Good comments in code are a major help in maintaining code – if they help make the code clearer. Many developers know they should add comments and so they take the easy way out and add comments saying what the code does. The code is right there. Readers can see what it does – these comments are not what they need. Tell them why decisions are being made the way they are. Help the reader understand the code.



8. Study patterns



When reviewing code, you can often find logic errors that may affect security by watching for patterns in the source code and looking for exceptions to those patterns. For instance, in the following code:



if (result == CASE_1) return(VALUE_1);

else if (result == CASE_2) return(VALUE_2);

else if (result == CASE_3) return(VALUE_3);

else if (result == CASE_4) return(VALUE_4);

else if (result == CASE_5) return(VALUE_2);

/* otherwise we're good to go with the default */

return (VALUE_0);



The next to last return statement looks suspicious. It could be a cut and paste error. It could be a logic error and cause the return value to mislead the caller into providing access to something that should be denied – e.g., a list of employees rather than a list of distributors.

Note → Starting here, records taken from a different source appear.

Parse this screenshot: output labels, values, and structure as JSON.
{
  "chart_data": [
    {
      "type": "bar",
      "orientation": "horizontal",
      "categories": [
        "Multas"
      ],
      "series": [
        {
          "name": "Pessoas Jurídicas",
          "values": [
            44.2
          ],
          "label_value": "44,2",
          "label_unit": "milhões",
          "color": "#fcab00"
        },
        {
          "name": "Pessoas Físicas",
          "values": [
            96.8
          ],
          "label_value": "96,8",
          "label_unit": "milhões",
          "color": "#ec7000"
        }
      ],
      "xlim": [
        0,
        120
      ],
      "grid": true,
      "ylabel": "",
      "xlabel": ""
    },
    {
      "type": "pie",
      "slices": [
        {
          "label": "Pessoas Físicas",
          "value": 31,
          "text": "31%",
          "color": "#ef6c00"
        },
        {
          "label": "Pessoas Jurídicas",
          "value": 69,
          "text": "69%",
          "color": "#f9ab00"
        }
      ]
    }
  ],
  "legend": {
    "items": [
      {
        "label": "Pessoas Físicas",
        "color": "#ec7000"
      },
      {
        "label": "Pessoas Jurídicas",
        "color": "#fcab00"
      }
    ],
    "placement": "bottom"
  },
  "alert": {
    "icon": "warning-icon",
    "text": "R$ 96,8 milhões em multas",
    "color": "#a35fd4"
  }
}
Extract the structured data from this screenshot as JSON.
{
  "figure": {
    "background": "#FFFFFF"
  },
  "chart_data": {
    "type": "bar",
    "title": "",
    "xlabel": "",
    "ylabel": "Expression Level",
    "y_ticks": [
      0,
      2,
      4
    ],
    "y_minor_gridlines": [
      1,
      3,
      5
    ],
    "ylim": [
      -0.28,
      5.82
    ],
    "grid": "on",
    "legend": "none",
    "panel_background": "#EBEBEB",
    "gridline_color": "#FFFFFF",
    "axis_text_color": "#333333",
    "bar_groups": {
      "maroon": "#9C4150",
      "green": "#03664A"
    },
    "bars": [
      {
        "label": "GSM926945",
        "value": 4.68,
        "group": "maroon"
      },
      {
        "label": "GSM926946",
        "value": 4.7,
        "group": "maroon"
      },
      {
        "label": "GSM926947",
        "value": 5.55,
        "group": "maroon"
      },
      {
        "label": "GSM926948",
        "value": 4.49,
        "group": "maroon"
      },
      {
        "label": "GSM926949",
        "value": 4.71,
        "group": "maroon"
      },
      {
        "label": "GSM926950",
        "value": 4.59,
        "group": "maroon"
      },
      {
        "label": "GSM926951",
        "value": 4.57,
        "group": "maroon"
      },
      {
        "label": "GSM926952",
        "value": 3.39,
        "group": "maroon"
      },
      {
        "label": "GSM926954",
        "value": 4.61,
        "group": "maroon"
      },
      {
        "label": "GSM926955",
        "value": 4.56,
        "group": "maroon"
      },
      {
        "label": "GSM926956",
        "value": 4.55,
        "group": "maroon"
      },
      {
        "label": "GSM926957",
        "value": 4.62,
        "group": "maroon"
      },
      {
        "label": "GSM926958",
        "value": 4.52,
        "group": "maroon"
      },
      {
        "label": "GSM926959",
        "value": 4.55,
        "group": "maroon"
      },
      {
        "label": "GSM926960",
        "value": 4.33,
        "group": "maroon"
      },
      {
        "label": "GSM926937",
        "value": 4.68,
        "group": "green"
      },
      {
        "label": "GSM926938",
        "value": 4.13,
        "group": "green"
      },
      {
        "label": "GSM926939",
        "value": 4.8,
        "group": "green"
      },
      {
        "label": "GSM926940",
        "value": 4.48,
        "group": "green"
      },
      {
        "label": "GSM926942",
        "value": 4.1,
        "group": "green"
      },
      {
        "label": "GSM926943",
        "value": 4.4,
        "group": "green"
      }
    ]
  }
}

9. Have someone review your code



Find someone else to review your code and offer to reciprocate. Having someone else read through your code almost always results in them asking you questions. The 'what if?' and 'why that way?' questions make you think about and justify your choices outside the more solitary activity of writing the code. This change in context provides an opportunity to step back and take a fresh look at your work.



10. Study defects



When a security-related defect is found in your code, try to understand the cause. Study the defect and try to determine how you would have done things differently. When another developer makes the change, understand the changes that they made – maybe there's another way to fix it other than what you chose. Over time you'll be able to recognize the patterns of these defects and generalize the solutions. Part of what you should strive for is to not make the same mistake. Learn from your mistakes and the mistakes of others.